The ideal architecture for a neural network is one where every type of parameter is learnable. The nodes, the layers, the weights, the weighting functions, the connections, everything. To an extent, this ideal mimics how the brain evolves and changes. The way current neural networks are designed, all parameters are fixed except for the weights. Experimentation manipulates the other parameters such as the number of layers, weighting functions, etc. KANs move us towards more malleable neural networks. In KANs, the weighting functions are learnable, as are the connections between nodes. This advances us towards a world where we need to specify less.
What comes next
Now to put things into context, MLPs are a basic kind of neural network that have become components in larger, more advanced networks. Large language models like Claude and GPT-4 are based on a transformer architecture. Transformers have many components but the two components that are repeated the most are attention blocks and MLPs. To understand where MLPs live in a transformer see the figure below. If you want more detail on how transformers are architected, here's a great video by 3blue1brown that illustrates it. Attention blocks and MLPs are alternated in repeated layers that provide a lot of the emergent behavior that you have interacted with. Which means, the first obvious place to test out KANs at scale is to replace the MLP layers with a KAN layers. Be on the look out for a team to do this.

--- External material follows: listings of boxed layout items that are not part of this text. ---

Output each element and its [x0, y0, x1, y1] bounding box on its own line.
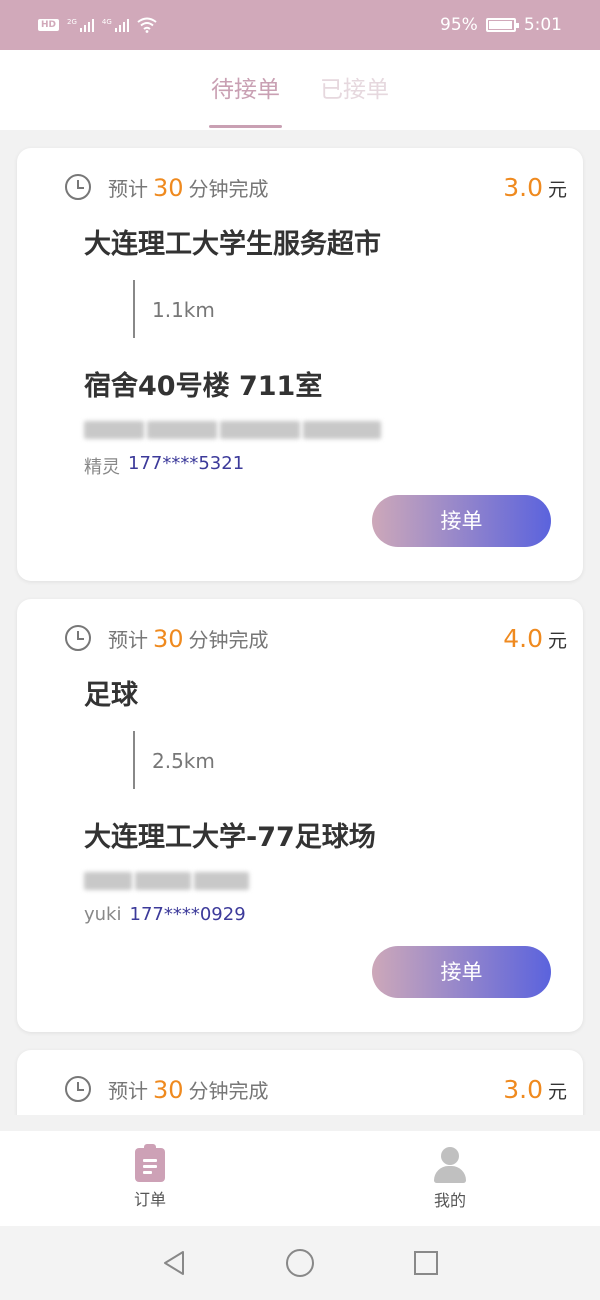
status-bar: HD 2G 4G 95% 5:01	[0, 0, 600, 50]
clock-icon	[65, 625, 91, 651]
network-type-label: 2G	[67, 18, 77, 26]
contact-phone[interactable]: 177****0929	[130, 904, 246, 925]
contact-info: yuki 177****0929	[84, 904, 246, 925]
estimated-time: 预计 30 分钟完成	[108, 173, 269, 202]
price-unit: 元	[547, 1080, 567, 1103]
clock-icon	[65, 1076, 91, 1102]
route-line	[133, 731, 135, 789]
bottom-nav: 订单 我的	[0, 1131, 600, 1226]
price-amount: 3.0	[503, 172, 543, 202]
pickup-location: 大连理工大学生服务超市	[84, 229, 381, 260]
wifi-icon	[137, 17, 157, 33]
delivery-location: 宿舍40号楼 711室	[84, 371, 323, 402]
home-icon[interactable]	[286, 1249, 314, 1277]
distance: 2.5km	[152, 749, 215, 773]
estimated-time: 预计 30 分钟完成	[108, 1075, 269, 1104]
order-card: 预计 30 分钟完成 4.0 元 足球 2.5km 大连理工大学-77足球场 y…	[17, 599, 583, 1032]
battery-icon	[485, 18, 519, 32]
clock-icon	[65, 174, 91, 200]
contact-name: 精灵	[84, 457, 120, 478]
order-header: 预计 30 分钟完成 3.0 元	[65, 172, 567, 202]
nav-orders-label: 订单	[133, 1189, 166, 1209]
signal-icon: 2G	[67, 18, 94, 32]
user-icon	[432, 1146, 468, 1183]
tab-accepted[interactable]: 已接单	[318, 50, 391, 130]
clipboard-icon	[135, 1143, 165, 1182]
accept-order-button[interactable]: 接单	[372, 495, 551, 547]
signal-icon: 4G	[102, 18, 129, 32]
price-unit: 元	[547, 629, 567, 652]
blurred-address	[84, 421, 384, 443]
blurred-address	[84, 872, 252, 894]
clock-time: 5:01	[523, 15, 562, 35]
status-icons: HD 2G 4G	[38, 17, 157, 33]
order-header: 预计 30 分钟完成 4.0 元	[65, 623, 567, 653]
status-right: 95% 5:01	[440, 15, 562, 35]
order-header: 预计 30 分钟完成 3.0 元	[65, 1074, 567, 1104]
est-suffix: 分钟完成	[188, 627, 269, 652]
est-prefix: 预计	[108, 627, 148, 652]
order-price: 3.0 元	[503, 1075, 567, 1104]
order-list[interactable]: 预计 30 分钟完成 3.0 元 大连理工大学生服务超市 1.1km 宿舍40号…	[0, 130, 600, 1115]
pickup-location: 足球	[84, 680, 138, 711]
back-icon[interactable]	[162, 1249, 186, 1277]
price-unit: 元	[547, 178, 567, 201]
price-amount: 3.0	[503, 1074, 543, 1104]
est-suffix: 分钟完成	[188, 176, 269, 201]
contact-phone[interactable]: 177****5321	[128, 453, 244, 479]
est-suffix: 分钟完成	[188, 1078, 269, 1103]
estimated-time: 预计 30 分钟完成	[108, 624, 269, 653]
battery-percent: 95%	[440, 15, 478, 35]
delivery-location: 大连理工大学-77足球场	[84, 822, 376, 853]
recents-icon[interactable]	[414, 1251, 438, 1275]
tab-pending[interactable]: 待接单	[209, 50, 282, 130]
est-minutes: 30	[153, 173, 184, 202]
accept-order-button[interactable]: 接单	[372, 946, 551, 998]
route-line	[133, 280, 135, 338]
hd-badge: HD	[38, 19, 60, 31]
contact-name: yuki	[84, 904, 122, 925]
nav-me-label: 我的	[433, 1190, 466, 1210]
est-prefix: 预计	[108, 1078, 148, 1103]
nav-orders[interactable]: 订单	[0, 1131, 300, 1226]
est-prefix: 预计	[108, 176, 148, 201]
order-tabs: 待接单 已接单	[0, 50, 600, 130]
network-type-label: 4G	[101, 18, 112, 26]
battery-level	[488, 21, 512, 29]
order-price: 4.0 元	[503, 624, 567, 653]
est-minutes: 30	[153, 1075, 184, 1104]
nav-me[interactable]: 我的	[300, 1131, 600, 1226]
contact-info: 精灵 177****5321	[84, 453, 244, 479]
est-minutes: 30	[153, 624, 184, 653]
distance: 1.1km	[152, 298, 215, 322]
system-nav-bar	[0, 1226, 600, 1300]
order-card: 预计 30 分钟完成 3.0 元 大连理工大学生服务超市 1.1km 宿舍40号…	[17, 148, 583, 581]
price-amount: 4.0	[503, 623, 543, 653]
order-price: 3.0 元	[503, 173, 567, 202]
order-card: 预计 30 分钟完成 3.0 元	[17, 1050, 583, 1115]
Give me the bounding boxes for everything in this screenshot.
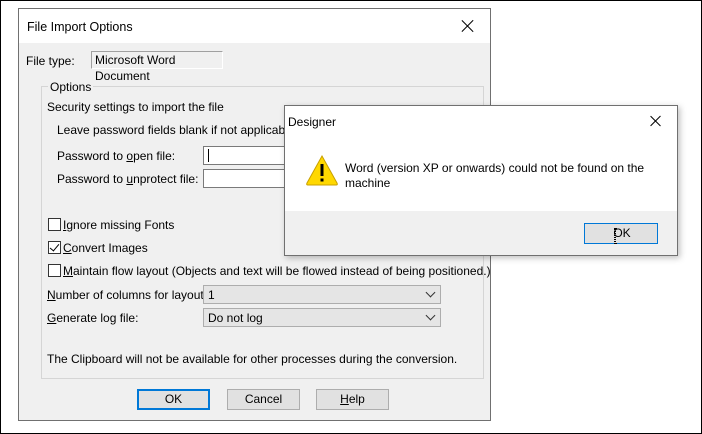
error-ok-label: OK — [613, 226, 631, 240]
designer-error-dialog: Designer Word (version XP or onwards) co… — [284, 105, 678, 256]
error-dialog-title: Designer — [288, 115, 337, 129]
maintain-flow-label[interactable]: Maintain flow layout (Objects and text w… — [63, 264, 491, 278]
security-heading: Security settings to import the file — [47, 100, 224, 114]
clipboard-note: The Clipboard will not be available for … — [47, 352, 458, 366]
chevron-down-icon — [425, 287, 436, 298]
text-caret — [208, 149, 209, 162]
columns-label: Number of columns for layout: — [47, 288, 208, 302]
password-unprotect-label: Password to unprotect file: — [57, 172, 199, 186]
file-type-label: File type: — [26, 54, 75, 68]
columns-value: 1 — [208, 288, 215, 302]
checkmark-icon — [49, 241, 60, 252]
chevron-down-icon — [425, 310, 436, 321]
title-bar: File Import Options — [19, 9, 490, 43]
close-icon[interactable] — [649, 114, 663, 128]
ignore-fonts-checkbox[interactable] — [48, 218, 61, 231]
maintain-flow-checkbox[interactable] — [48, 264, 61, 277]
dialog-title: File Import Options — [27, 20, 133, 34]
error-message: Word (version XP or onwards) could not b… — [345, 161, 645, 190]
options-group-label: Options — [48, 80, 94, 94]
ignore-fonts-label[interactable]: Ignore missing Fonts — [63, 218, 174, 232]
warning-icon — [306, 154, 338, 186]
help-button[interactable]: Help — [316, 389, 389, 410]
log-file-label: Generate log file: — [47, 311, 139, 325]
close-icon[interactable] — [460, 18, 476, 34]
log-file-dropdown[interactable]: Do not log — [203, 308, 441, 327]
convert-images-label[interactable]: Convert Images — [63, 241, 148, 255]
ok-button[interactable]: OK — [137, 389, 210, 410]
password-open-label: Password to open file: — [57, 149, 176, 163]
password-hint: Leave password fields blank if not appli… — [57, 123, 298, 137]
file-type-value: Microsoft Word Document — [91, 51, 223, 83]
error-body: Designer Word (version XP or onwards) co… — [285, 106, 677, 211]
cancel-button[interactable]: Cancel — [227, 389, 300, 410]
log-file-value: Do not log — [208, 311, 263, 325]
error-ok-button[interactable]: OK — [584, 223, 658, 244]
columns-dropdown[interactable]: 1 — [203, 285, 441, 304]
convert-images-checkbox[interactable] — [48, 241, 61, 254]
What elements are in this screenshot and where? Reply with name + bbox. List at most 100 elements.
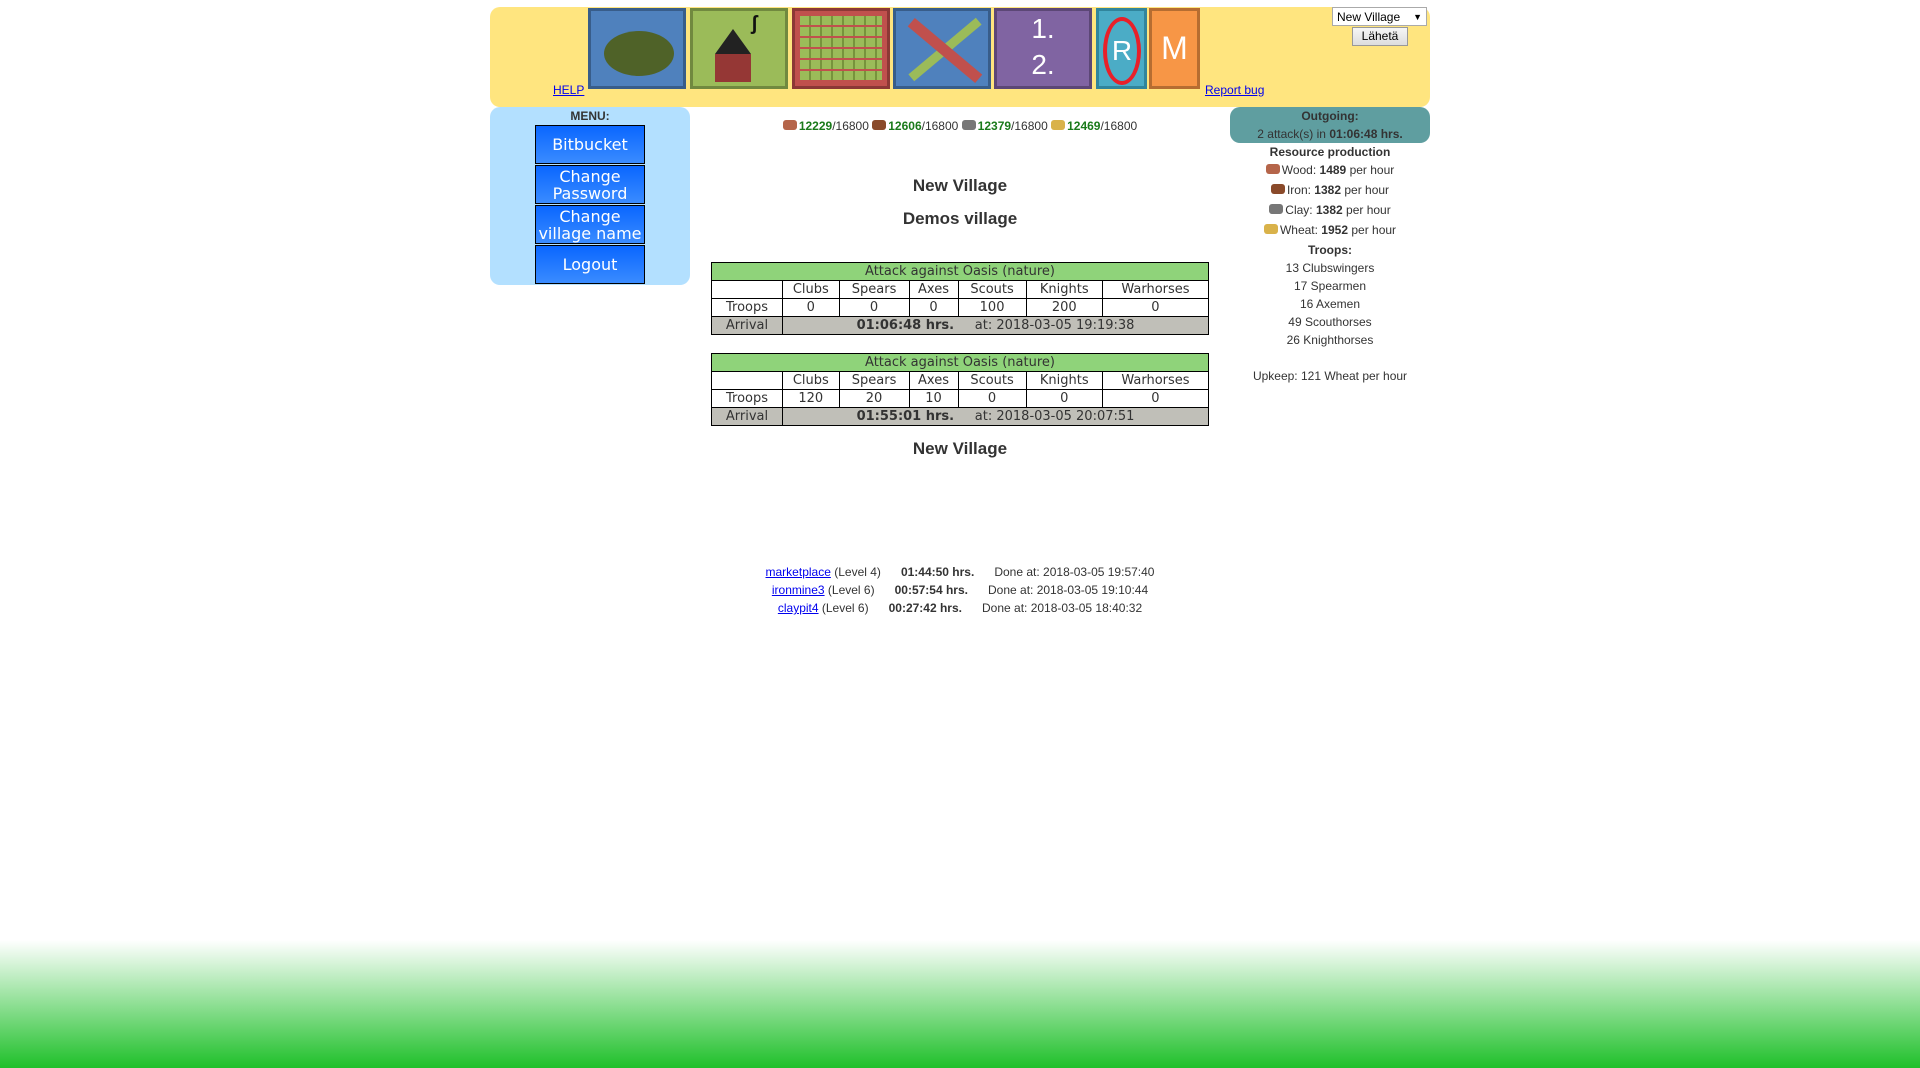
troop-item: 13 Clubswingers	[1285, 261, 1375, 275]
building-link[interactable]: marketplace	[766, 565, 831, 579]
attack-title: Attack against Oasis (nature)	[711, 262, 1209, 281]
arrival-info: 01:06:48 hrs. at: 2018-03-05 19:19:38	[782, 316, 1209, 335]
attack-title: Attack against Oasis (nature)	[711, 353, 1209, 372]
ranking-first: 1.	[1031, 13, 1055, 44]
empty-cell	[711, 371, 783, 390]
production-label: Clay:	[1285, 203, 1313, 217]
troop-count: 0	[782, 298, 840, 317]
reports-letter: R	[1103, 17, 1141, 85]
outgoing-text: 2 attack(s) in	[1257, 127, 1326, 141]
build-done: Done at: 2018-03-05 19:57:40	[994, 565, 1155, 579]
iron-capacity: /16800	[921, 119, 959, 133]
production-title: Resource production	[1269, 145, 1391, 159]
troops-label: Troops	[711, 298, 783, 317]
troop-count: 20	[838, 389, 910, 408]
construction-item: ironmine3 (Level 6) 00:57:54 hrs. Done a…	[700, 583, 1220, 597]
attack-table: Attack against Oasis (nature) Clubs Spears…	[711, 262, 1210, 335]
troop-count: 200	[1025, 298, 1103, 317]
wood-icon	[1265, 164, 1280, 174]
build-done: Done at: 2018-03-05 19:10:44	[988, 583, 1149, 597]
unit-header: Warhorses	[1101, 280, 1210, 299]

Figure 2. Where MLP components live in a transformer architecture
The most immediate place KANs are likely to be used is in scientific computing. In this realm, KANs have the ability to help deduce exact equations for scientific phenomenon. For most other applications, a lot of testing and experimentation will likely be needed. In the coming months here's what I expect to happen:
People will test how large you can make a KAN while maintaining the original findings of the paper
Someone will test and plot the relationship between the number of KAN parameters and MLP parameters
There will be many papers comparing transformer architectures using MLPs vs KANs and that will attempt to outline situations where one works better than another
Someone will create a combined training-inference cost curve denoting the decision boundary for network size when using KANs vs MLPs pays off. Note that these are likely to be either much more scientific problems, much heavier on the inference equation, or on the smaller network side.
Someone will find a more efficient way to train KANs
Come back to this post in 2-4 months to see which of the above played out. In the meantime, experiment with KANs if you have the means. Otherwise, enjoy the sneak-peek of what's to come.